Он иногда в цех приходил, в портфеле у него всегда початая «Армянского». Мы уж знаем, на стенд стакашки. Конфетки. Закуски – ни дай Боже, у нас стерильность должна быть получше, чем в роддоме.
Так вот, достает «армянский», дает ребятам – разливай – и смеется. А что? – Да вот у товарища Челомея изделие опять улетело совсем в другую сторону. Хорошо, успели сигналом подорвать, а то бы! – и махал рукой.
Нет, Исак дядька что надо. Как прием изделия, так он обязательно первый. Наш директор, мужик хороший, но в эти моменты все больше по накрытию стола.
А я слушаю, как Исаак отбивает претензии приемочной комиссии и просто не могу понять, как вот это все в одной лысой голове Исаака Моисеевича держится. И выговорить невозможно.
– Вот вы говорите, что здесь гохучего буде много. Но если тангенс увеличить на пять градусов, то что получится?
Молчат члены приемной. А как спорить. У него же все пока летает. И летает правильно. Как она всегда повторяет – по закону товарища Архимеда, хе-хе-хе.
И еще. Когда приемная, скрипя и злясь, принимает изделие, мы не знаем. Но что принято, узнаем из нашей любимой народной «Правды». Там напечатают «Указ Президиума Верховного Совета» … За выполнение особо важного Правительственного задания наградить: … и среди народа и наш директор и Фрумкин Исаак Мосеич.
Моя Маруська переменилось так, что меня даже страх берёт. Во-первых, в этих личных делах уже никакого объяснения, что голова болит или ещё что, – бельё, например, замоченное, не бывает. Просто, как у нас в цеху: надо, так надо.
Во-вторых, когда котлетки или ещё что – первую тарелочку соседу (он живёт один, я потом раскрою). В общем полное и глубокое единение с соседом. И – дружба народов.

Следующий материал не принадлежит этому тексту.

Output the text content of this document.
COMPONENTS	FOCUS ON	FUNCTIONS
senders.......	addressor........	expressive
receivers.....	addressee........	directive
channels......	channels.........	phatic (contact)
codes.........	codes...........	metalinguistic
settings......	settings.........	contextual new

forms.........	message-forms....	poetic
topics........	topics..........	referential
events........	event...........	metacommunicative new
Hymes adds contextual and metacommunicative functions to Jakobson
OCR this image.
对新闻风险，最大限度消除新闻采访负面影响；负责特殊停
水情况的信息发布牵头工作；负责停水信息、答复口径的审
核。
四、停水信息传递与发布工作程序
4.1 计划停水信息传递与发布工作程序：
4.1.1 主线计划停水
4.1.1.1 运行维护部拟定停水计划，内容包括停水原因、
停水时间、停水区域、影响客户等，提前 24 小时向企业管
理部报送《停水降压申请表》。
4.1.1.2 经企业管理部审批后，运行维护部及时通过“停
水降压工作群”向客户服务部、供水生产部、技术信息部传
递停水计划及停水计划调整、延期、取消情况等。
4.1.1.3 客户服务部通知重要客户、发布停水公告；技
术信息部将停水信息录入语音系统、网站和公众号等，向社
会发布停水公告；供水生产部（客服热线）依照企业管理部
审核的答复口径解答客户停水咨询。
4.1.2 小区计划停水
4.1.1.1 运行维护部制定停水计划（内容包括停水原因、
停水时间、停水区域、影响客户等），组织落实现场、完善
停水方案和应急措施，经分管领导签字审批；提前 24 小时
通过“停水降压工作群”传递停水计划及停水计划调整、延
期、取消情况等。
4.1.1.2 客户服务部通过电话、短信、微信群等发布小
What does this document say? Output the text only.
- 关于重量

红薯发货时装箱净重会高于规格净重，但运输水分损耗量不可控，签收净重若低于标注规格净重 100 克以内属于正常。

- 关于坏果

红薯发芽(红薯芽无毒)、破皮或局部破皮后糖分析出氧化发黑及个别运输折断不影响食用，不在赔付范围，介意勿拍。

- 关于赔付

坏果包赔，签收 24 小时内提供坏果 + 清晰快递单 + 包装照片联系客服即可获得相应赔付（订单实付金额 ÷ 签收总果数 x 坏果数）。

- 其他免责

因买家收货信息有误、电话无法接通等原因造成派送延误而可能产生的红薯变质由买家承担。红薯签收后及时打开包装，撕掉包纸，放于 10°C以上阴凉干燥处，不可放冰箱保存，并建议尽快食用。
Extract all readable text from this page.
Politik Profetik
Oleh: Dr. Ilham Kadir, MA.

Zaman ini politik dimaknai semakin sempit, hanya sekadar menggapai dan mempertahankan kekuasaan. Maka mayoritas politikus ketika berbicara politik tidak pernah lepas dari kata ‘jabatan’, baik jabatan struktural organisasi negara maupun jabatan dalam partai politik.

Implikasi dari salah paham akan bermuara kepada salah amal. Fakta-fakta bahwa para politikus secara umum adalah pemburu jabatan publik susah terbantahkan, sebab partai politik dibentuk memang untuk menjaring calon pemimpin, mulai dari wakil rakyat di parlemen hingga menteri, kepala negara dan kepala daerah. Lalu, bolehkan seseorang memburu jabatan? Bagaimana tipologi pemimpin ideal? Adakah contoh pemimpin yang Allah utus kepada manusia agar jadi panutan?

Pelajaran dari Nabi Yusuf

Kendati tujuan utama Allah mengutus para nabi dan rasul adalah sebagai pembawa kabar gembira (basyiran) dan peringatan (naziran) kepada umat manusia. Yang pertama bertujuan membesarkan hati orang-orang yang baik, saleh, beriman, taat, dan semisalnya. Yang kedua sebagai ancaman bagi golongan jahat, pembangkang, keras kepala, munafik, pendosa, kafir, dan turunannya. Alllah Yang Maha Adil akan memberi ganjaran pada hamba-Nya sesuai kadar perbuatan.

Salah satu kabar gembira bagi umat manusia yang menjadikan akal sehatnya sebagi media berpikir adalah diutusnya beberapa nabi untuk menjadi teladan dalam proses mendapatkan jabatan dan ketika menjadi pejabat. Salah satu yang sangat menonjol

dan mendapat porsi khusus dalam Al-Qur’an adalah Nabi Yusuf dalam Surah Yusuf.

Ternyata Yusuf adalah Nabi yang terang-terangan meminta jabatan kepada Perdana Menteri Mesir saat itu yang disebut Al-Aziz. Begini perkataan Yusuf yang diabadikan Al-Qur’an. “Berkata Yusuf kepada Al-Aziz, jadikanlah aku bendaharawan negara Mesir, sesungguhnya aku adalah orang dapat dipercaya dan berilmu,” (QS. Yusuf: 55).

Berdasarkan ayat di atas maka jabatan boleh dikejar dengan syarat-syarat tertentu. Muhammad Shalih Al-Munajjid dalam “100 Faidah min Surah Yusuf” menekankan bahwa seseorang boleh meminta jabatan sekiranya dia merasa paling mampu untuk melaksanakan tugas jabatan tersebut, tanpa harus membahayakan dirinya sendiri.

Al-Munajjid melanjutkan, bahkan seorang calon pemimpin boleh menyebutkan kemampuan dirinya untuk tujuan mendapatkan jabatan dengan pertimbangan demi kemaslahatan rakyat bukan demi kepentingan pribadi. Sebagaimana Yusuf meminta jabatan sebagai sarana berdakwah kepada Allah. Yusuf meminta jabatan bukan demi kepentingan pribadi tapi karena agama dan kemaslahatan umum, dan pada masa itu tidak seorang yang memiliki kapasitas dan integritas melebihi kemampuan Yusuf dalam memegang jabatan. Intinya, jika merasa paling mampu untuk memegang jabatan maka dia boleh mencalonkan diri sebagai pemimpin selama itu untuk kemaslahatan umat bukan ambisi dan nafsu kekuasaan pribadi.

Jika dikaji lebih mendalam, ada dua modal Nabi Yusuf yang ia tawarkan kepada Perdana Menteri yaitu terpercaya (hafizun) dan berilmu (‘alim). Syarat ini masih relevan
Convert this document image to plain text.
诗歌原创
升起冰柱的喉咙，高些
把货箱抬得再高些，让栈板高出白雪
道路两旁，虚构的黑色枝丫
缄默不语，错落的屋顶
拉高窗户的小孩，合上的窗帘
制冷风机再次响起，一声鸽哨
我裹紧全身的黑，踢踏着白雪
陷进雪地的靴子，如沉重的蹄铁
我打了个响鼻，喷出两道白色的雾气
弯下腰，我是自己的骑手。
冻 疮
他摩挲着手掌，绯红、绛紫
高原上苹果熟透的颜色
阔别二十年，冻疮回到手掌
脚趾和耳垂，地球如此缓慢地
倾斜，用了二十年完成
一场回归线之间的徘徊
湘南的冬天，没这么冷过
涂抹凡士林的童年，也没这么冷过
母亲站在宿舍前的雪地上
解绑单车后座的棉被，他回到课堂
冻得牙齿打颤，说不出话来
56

Теперь главное про нашего Фрумкина. Кстати, так, на всякий случай, его звание – Главный Конструктор. И ещё он член-корреспондент. Академии Наук СССР. Ну корреспондент – это понятно. Ему только иностранных журналов кажную неделю – пачками. И другие корреспонденции.
А вот по поводу члена – не могу ничего сказать. Не мое это дело, какие члены в организации нашей академии. У нас в цеху проще. При выходе, а зимой до 40 доходит, часто слышится:
– Вась, надень на х… шапку, а то уши поморозишь.
Мне говорили, иностранные люди и не могут разгадать нашу русскую душу из-за этой незамысловатой присказки. Ну просто из-за обиходного выражения. Да и на самом деле, не наденешь, на х…, так уж точно, уши поморозишь. Чё непонятного.
Ну ладно, все ж давайте, расскажу про соседа, про Исаака. Правда говорят, извините, все беды от баб. В смысле – от женщин. С Исааком яркий пример. У него была тихая жена, Фрума ее звали. Родила двух девочек. Уж на что я рабочий, но не могу не отметить – таких красивых девочек и я не видел. А учились – ни одной четвёрки. Даже по физкультуре.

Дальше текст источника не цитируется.